Prozac Nation Metaphors and Similes

Prozac Nation Metaphors and Similes

The simile of depression

In the chapter, 'Full of Promise,' the narrator opens her discussion using a simile of depression by comparing it with cancer that develops slowly and at last bursts. The narrator says, "But depression is not a sudden disaster. It is more like cancer: at first, its timorous mass is not even noticeable to the careful eye, and then one day – wham! – there is a huge, deadly seven-pound lump lodged in your brain or your stomach or shoulder blade, and this thing that your own body has produced is trying to kill you.”

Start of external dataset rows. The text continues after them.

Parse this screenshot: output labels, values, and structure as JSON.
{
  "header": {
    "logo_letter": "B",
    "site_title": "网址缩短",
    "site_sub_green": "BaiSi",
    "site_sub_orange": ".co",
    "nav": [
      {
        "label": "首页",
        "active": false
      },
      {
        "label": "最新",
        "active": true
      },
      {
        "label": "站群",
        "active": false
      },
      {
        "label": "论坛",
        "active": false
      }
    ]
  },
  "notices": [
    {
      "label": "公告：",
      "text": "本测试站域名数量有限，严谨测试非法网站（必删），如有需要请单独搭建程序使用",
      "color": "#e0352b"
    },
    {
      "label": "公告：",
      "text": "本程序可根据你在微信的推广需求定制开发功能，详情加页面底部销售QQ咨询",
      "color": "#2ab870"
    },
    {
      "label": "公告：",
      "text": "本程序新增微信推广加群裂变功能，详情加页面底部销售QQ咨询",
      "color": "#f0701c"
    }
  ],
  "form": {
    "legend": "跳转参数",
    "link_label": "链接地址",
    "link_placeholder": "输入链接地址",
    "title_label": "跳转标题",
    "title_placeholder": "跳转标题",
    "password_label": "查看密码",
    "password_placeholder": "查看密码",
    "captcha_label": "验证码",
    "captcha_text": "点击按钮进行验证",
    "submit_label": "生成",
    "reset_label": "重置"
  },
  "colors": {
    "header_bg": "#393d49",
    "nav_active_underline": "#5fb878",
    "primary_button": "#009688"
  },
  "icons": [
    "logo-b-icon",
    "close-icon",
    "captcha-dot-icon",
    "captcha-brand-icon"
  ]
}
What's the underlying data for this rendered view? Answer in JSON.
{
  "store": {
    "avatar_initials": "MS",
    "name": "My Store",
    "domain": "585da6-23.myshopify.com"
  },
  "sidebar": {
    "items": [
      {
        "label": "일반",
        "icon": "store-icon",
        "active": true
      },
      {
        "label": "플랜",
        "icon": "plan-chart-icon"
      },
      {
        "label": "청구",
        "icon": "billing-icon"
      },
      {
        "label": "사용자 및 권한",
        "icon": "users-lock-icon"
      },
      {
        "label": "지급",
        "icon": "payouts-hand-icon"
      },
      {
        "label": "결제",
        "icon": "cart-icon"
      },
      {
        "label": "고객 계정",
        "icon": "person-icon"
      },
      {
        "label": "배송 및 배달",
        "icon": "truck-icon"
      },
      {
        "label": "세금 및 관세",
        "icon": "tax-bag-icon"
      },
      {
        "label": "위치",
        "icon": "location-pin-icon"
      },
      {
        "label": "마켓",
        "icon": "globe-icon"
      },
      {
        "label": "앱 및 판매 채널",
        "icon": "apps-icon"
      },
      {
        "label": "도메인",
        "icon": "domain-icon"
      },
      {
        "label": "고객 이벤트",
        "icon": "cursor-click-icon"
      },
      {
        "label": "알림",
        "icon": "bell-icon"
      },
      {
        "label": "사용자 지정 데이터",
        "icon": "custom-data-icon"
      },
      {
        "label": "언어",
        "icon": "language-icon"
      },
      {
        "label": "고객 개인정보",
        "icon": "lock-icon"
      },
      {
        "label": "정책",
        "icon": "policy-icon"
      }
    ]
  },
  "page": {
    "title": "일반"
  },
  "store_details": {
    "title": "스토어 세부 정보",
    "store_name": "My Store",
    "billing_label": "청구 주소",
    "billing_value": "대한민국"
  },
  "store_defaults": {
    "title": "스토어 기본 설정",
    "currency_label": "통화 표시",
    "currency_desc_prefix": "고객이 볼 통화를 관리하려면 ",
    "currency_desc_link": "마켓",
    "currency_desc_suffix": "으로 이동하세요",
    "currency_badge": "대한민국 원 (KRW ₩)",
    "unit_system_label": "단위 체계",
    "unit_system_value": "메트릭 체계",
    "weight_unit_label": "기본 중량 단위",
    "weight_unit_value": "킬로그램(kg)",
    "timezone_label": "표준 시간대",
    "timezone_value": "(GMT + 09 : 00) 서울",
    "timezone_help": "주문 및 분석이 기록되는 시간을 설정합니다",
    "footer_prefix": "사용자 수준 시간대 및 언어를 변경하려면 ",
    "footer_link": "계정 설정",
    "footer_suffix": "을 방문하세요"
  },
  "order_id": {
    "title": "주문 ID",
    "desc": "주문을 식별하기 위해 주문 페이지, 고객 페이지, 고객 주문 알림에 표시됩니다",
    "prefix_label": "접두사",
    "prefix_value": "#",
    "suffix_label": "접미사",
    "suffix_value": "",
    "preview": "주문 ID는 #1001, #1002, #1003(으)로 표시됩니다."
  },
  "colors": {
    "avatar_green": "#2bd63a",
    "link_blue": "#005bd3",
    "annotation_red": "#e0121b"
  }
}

The simile of boiling tongs

Wurtzel shares her experience with the pain of depression using a simile to help readers understand her suffering. Wurtzel says, “My spirit, my emotional being, whatever you want to call all that inner turmoil that has nothing to do with physical existence, were long gone, dead and gone, and only a mass of the most god-awful excruciating pain like a pair of boiling tongs clamped tight along my spine and pressing on all my nerves was left in its wake.”

The simile of a messy car

The author describes the reality of life using a simile of a messy car. The author says, "Sharing kids with a person you have come to despise must be a bit like getting caught in a messy car wreck and then being forced to spend the rest of your life paying visits to the paraplegic in the other vehicle: You are never allowed to forget your mistake.